Teaser, upcoming: Jan Di and Ji Hoo's friendship progresses, rife with teasing, quizzes, banter, and accidental and, possibly, more purposeful touches? Ji Hoo begins to realize he might want to change, and just maybe Jan Di can help. Mo Kyul returns from Japan. Will he notice a shift in Jan Di and Ji Hoo's relationship? Jan Di's birthday arrives, and the surgeons want to take her out. Will Ji Hoo join? What will the celebration bring? A bit too much alcohol? Some confessions? Who knows?! One day, Jan Di is late to pick up Soo Yun and misses her bus. What will she do? And a special visitor at the hospital gives Ji Hoo an interesting nickname.
Lastly, remember to check out my Pinterest page if you're interested in seeing what's in my head about this story. www. pinterest acpoe82/ open-hearts / (put the spaces back in). It's not the most organized board, kind of a tangled mass of vines, like in my head, haha, but it will give you some visuals. One day I'll fix it up completely. Warning, there are some spoilers in there and some things that may not yet make sense. Also, for some scenes that will happen between JanHoo, I had to use different actors, obviously, because I don't have images of them in those positions/situations, haha.
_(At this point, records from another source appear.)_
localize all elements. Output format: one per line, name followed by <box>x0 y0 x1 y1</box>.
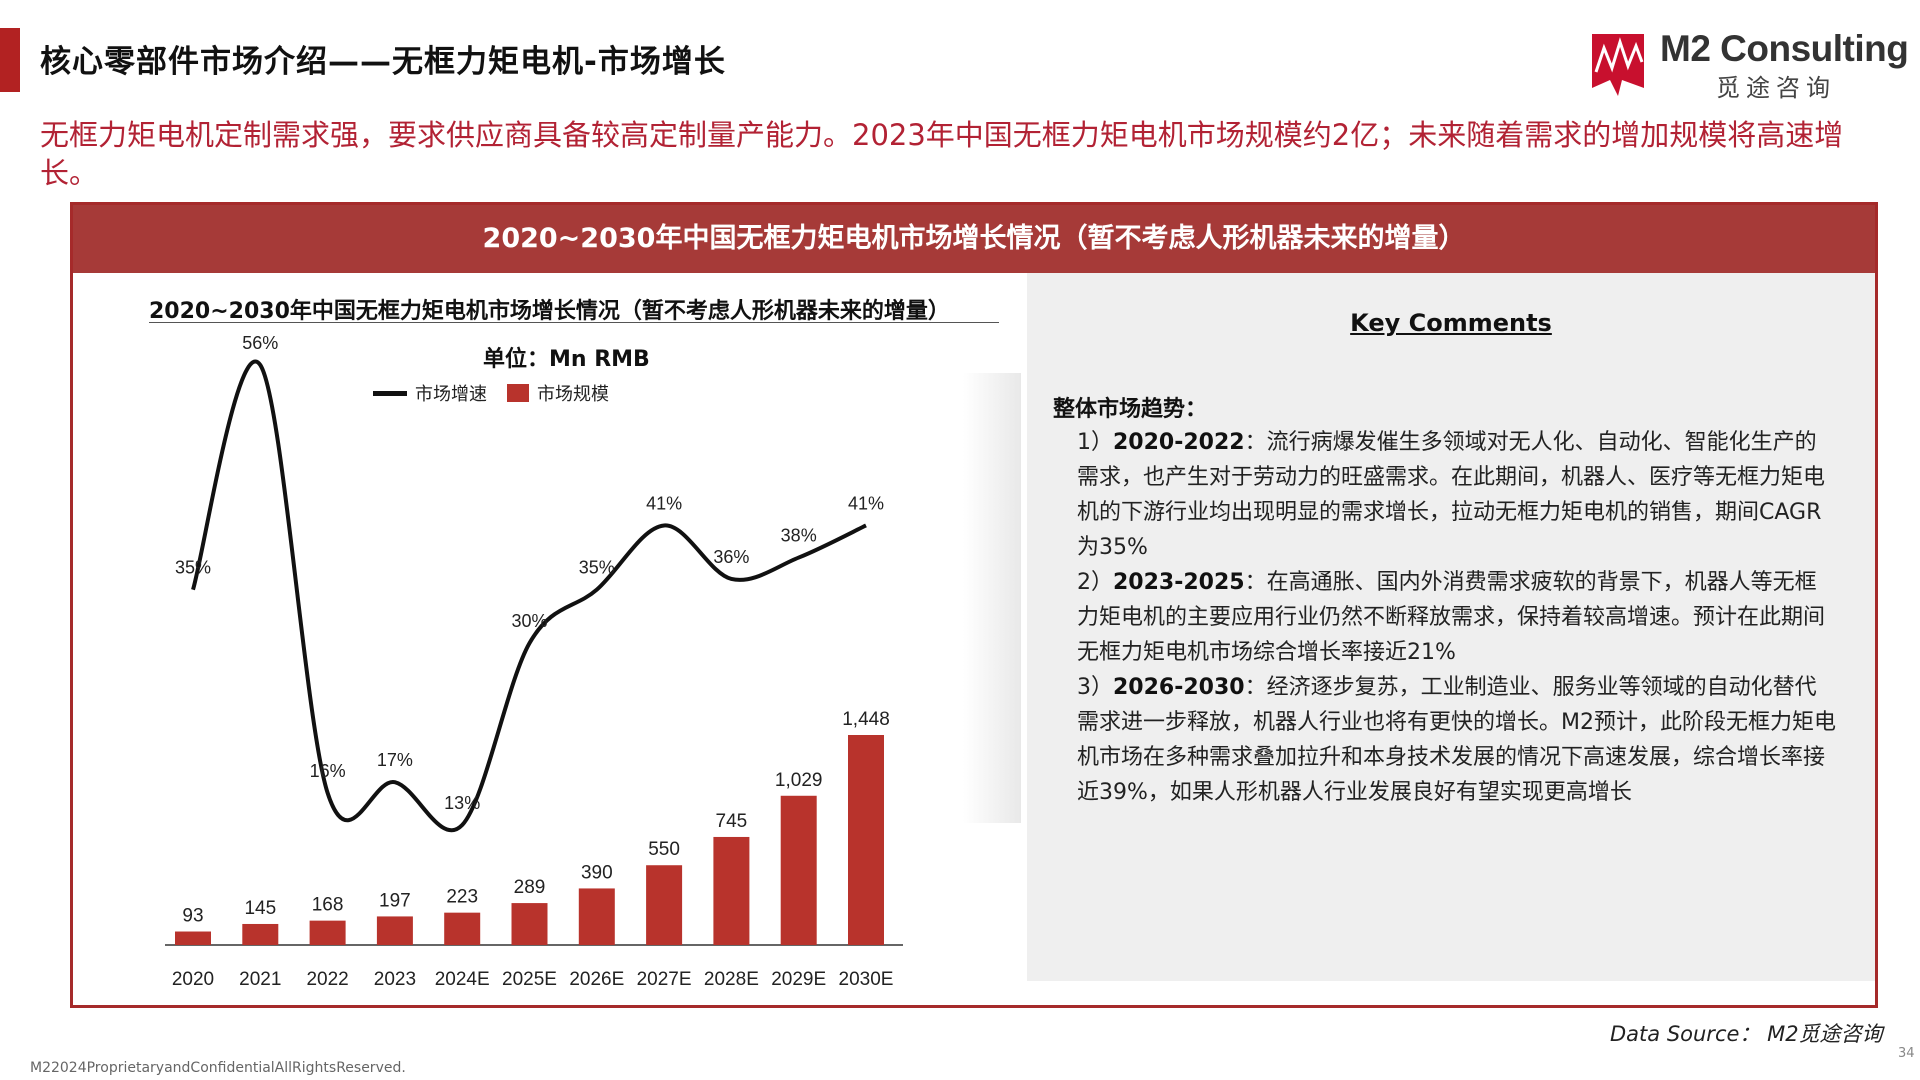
legend-bar-swatch <box>507 384 529 402</box>
bar-value-label: 168 <box>312 895 344 916</box>
legend-line-swatch <box>373 390 407 396</box>
chart-title-underline <box>149 322 999 323</box>
decorative-shadow <box>963 373 1021 823</box>
chart-unit-label: 单位：Mn RMB <box>483 347 650 372</box>
x-tick-label: 2029E <box>771 969 826 990</box>
bar-market-size <box>242 923 279 945</box>
bar-market-size <box>511 903 548 945</box>
m2-consulting-logo: M2 Consulting 觅途咨询 <box>1588 28 1909 102</box>
key-comments-body: 1）2020-2022：流行病爆发催生多领域对无人化、自动化、智能化生产的需求，… <box>1077 425 1837 810</box>
bar-market-size <box>848 735 884 945</box>
page-title: 核心零部件市场介绍——无框力矩电机-市场增长 <box>40 44 726 80</box>
growth-rate-label: 30% <box>511 611 547 631</box>
bar-value-label: 223 <box>446 887 478 908</box>
chart-title: 2020~2030年中国无框力矩电机市场增长情况（暂不考虑人形机器未来的增量） <box>149 299 950 324</box>
bar-market-size <box>444 912 481 945</box>
growth-rate-line <box>191 359 867 833</box>
logo-name: M2 Consulting <box>1660 28 1909 69</box>
bar-value-label: 745 <box>716 811 748 832</box>
copyright-footer: M22024ProprietaryandConfidentialAllRight… <box>30 1060 406 1076</box>
logo-chinese-name: 觅途咨询 <box>1716 74 1836 102</box>
key-comments-title: Key Comments <box>1350 309 1552 337</box>
x-tick-label: 2028E <box>704 969 759 990</box>
m2-logo-icon <box>1592 34 1644 96</box>
bar-value-label: 1,029 <box>775 770 823 791</box>
x-tick-label: 2020 <box>172 969 214 990</box>
bar-value-label: 1,448 <box>842 709 890 730</box>
bar-value-label: 145 <box>244 898 276 919</box>
growth-rate-label: 56% <box>242 333 278 353</box>
legend-label-growth: 市场增速 <box>415 384 487 405</box>
bar-value-label: 289 <box>514 877 546 898</box>
x-tick-label: 2026E <box>569 969 624 990</box>
comment-item: 1）2020-2022：流行病爆发催生多领域对无人化、自动化、智能化生产的需求，… <box>1077 430 1826 560</box>
page-subtitle: 无框力矩电机定制需求强，要求供应商具备较高定制量产能力。2023年中国无框力矩电… <box>40 118 1844 190</box>
comments-background <box>1027 273 1875 981</box>
growth-rate-label: 41% <box>646 493 682 513</box>
x-tick-label: 2021 <box>239 969 281 990</box>
chart-legend: 市场增速 市场规模 <box>373 380 609 406</box>
bar-market-size <box>646 865 683 945</box>
bar-market-size <box>578 888 615 945</box>
growth-rate-label: 38% <box>781 526 817 546</box>
key-comments-heading: 整体市场趋势： <box>1053 397 1208 422</box>
bar-value-label: 390 <box>581 862 613 883</box>
growth-rate-label: 35% <box>175 558 211 578</box>
title-accent-bar <box>0 28 20 92</box>
growth-rate-label: 35% <box>579 558 615 578</box>
bar-market-size <box>309 920 346 945</box>
growth-rate-label: 36% <box>713 547 749 567</box>
bar-market-size <box>175 931 211 945</box>
content-panel: 2020~2030年中国无框力矩电机市场增长情况（暂不考虑人形机器未来的增量） … <box>70 202 1878 1008</box>
growth-rate-label: 13% <box>444 793 480 813</box>
bar-value-label: 197 <box>379 890 411 911</box>
x-tick-label: 2023 <box>374 969 416 990</box>
x-tick-label: 2022 <box>306 969 348 990</box>
comment-item: 2）2023-2025：在高通胀、国内外消费需求疲软的背景下，机器人等无框力矩电… <box>1077 570 1826 665</box>
data-source: Data Source： M2觅途咨询 <box>1610 1022 1883 1046</box>
growth-rate-label: 41% <box>848 493 884 513</box>
bar-market-size <box>376 916 413 945</box>
x-tick-label: 2027E <box>637 969 692 990</box>
bar-value-label: 93 <box>182 906 203 927</box>
growth-rate-label: 16% <box>310 761 346 781</box>
bar-value-label: 550 <box>648 839 680 860</box>
page-number: 34 <box>1898 1046 1915 1061</box>
x-tick-label: 2025E <box>502 969 557 990</box>
x-tick-label: 2024E <box>435 969 490 990</box>
legend-label-size: 市场规模 <box>537 384 609 405</box>
bar-market-size <box>780 795 817 945</box>
x-tick-label: 2030E <box>839 969 894 990</box>
growth-rate-label: 17% <box>377 750 413 770</box>
market-chart: 93 2020 145 2021 168 2022 197 2023 223 2024E 289 20… <box>165 333 903 990</box>
comment-item: 3）2026-2030：经济逐步复苏，工业制造业、服务业等领域的自动化替代需求进… <box>1077 675 1836 805</box>
bar-market-size <box>713 836 750 945</box>
panel-header: 2020~2030年中国无框力矩电机市场增长情况（暂不考虑人形机器未来的增量） <box>73 205 1875 273</box>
And it would be a lot of work to edit it to look just right, haha. For the lovey scenes you may be seeing, note, I will keep this story T, but I may push the boundaries of that later on (I'll warn you when I'm going to). There's a slight chance I may write a short companion piece of outtakes for this story with some M scenes that I was inspired to do but didn't want to put in because of the T rating. One day, perhaps. I don't usually write M, but occasionally (I'm branching out into it a little), and there are a couple of scenes I really want to do that just don't quite fit that T rating, hehe.